I was speaking with one of my students today about the experience of loneliness. “I miss home,” he said. “I find it difficult to connect with people sometimes.” 

 

Loneliness is one of those things that can make us feel like something wrong with us, like we should be different. Inherent to the experience is the feeling that we can’t talk about it because, well, we feel disconnected from others. Who would we talk to about loneliness? 

 

We live in a culture preoccupied with things like “fixing,” “improving,” and “changing”, and I want to suggest that loneliness is not something that needs fixing. Broadly, it fits into the category of experiences that we might call “unpleasant,” and most of us grow up unconsciously keeping unpleasant experiences at arm’s length. We assume that discomfort automatically means “bad” or, more importantly, lacking value. 

 

A radical proposition: all experience has value. 

 

One of the things I wish I had learned earlier is that the vast majority of our experience cannot be controlled. The reality that feelings come and feelings go is much more true than “I control my feelings.” Some of us learn to disconnect from our feelings, but that doesn’t mean we control them, it just means we’ve developed a particular coping strategy.

 

The trouble with relying on coping strategies is that we lose out on the opportunity to learn from the experiences that we have pre-determined to be useless.

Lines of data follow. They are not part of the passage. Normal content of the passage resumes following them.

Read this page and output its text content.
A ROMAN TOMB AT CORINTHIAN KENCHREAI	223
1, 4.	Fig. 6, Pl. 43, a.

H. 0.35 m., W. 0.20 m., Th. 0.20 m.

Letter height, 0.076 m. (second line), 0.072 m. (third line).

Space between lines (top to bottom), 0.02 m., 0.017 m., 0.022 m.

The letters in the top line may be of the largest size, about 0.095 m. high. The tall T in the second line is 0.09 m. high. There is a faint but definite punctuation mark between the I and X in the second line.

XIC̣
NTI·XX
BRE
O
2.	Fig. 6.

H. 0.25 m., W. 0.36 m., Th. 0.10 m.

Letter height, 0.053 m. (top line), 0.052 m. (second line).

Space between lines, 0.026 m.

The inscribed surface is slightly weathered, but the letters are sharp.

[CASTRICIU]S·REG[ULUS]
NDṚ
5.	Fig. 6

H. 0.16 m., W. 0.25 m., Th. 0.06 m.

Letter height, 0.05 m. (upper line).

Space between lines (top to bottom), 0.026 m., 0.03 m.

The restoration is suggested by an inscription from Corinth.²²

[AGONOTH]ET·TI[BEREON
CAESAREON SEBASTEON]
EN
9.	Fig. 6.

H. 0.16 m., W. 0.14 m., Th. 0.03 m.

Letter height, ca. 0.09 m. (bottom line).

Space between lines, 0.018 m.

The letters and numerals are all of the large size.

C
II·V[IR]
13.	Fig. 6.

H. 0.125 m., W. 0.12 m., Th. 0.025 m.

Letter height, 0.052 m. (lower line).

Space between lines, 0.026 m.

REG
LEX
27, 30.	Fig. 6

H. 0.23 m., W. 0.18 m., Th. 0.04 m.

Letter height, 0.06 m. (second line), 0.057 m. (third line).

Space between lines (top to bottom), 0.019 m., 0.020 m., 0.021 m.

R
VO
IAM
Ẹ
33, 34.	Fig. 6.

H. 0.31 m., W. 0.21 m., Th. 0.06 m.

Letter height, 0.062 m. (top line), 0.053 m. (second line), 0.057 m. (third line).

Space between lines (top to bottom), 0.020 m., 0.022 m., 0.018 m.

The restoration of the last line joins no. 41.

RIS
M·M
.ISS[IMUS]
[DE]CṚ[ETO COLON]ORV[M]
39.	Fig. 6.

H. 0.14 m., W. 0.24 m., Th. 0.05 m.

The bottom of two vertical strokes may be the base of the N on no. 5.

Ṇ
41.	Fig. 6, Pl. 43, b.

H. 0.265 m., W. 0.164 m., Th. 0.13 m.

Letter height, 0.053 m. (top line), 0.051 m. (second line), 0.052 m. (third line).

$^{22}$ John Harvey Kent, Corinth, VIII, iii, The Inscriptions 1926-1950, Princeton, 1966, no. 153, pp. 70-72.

What does it mean to be lonely? What is it really? 

 

Most of us already have a preconceived idea about what it means to be lonely, but what about this loneliness right now? What about this moment? Is it different from other loneliness? Does it have a different shape or texture? Does it live somewhere in particular in the body? Does it move? 

 

The truth is that we very infrequently allow ourselves to feel something like loneliness just as it is. Purely. Alongside loneliness - or any uncomfortable feeling - is almost always the desire to control or alter. For me, that has looked like an ounce of resistance alongside the uncomfortable experience; a buffer to keep me insulated from feeling the loneliness completely for fear that it might swallow me up. 

 

Taking even 1 minute, however, to drop resistance and become curious about the true nature of your experience, whatever that might be, can allow it to open. The mind’s accumulated history of knowledge is no longer the single reference for understanding this moment. This moment has everything it needs to be whole. 

 

What if we let the resistance go - even for a moment or two - and asked “what is this, really?” without knowing the answer already?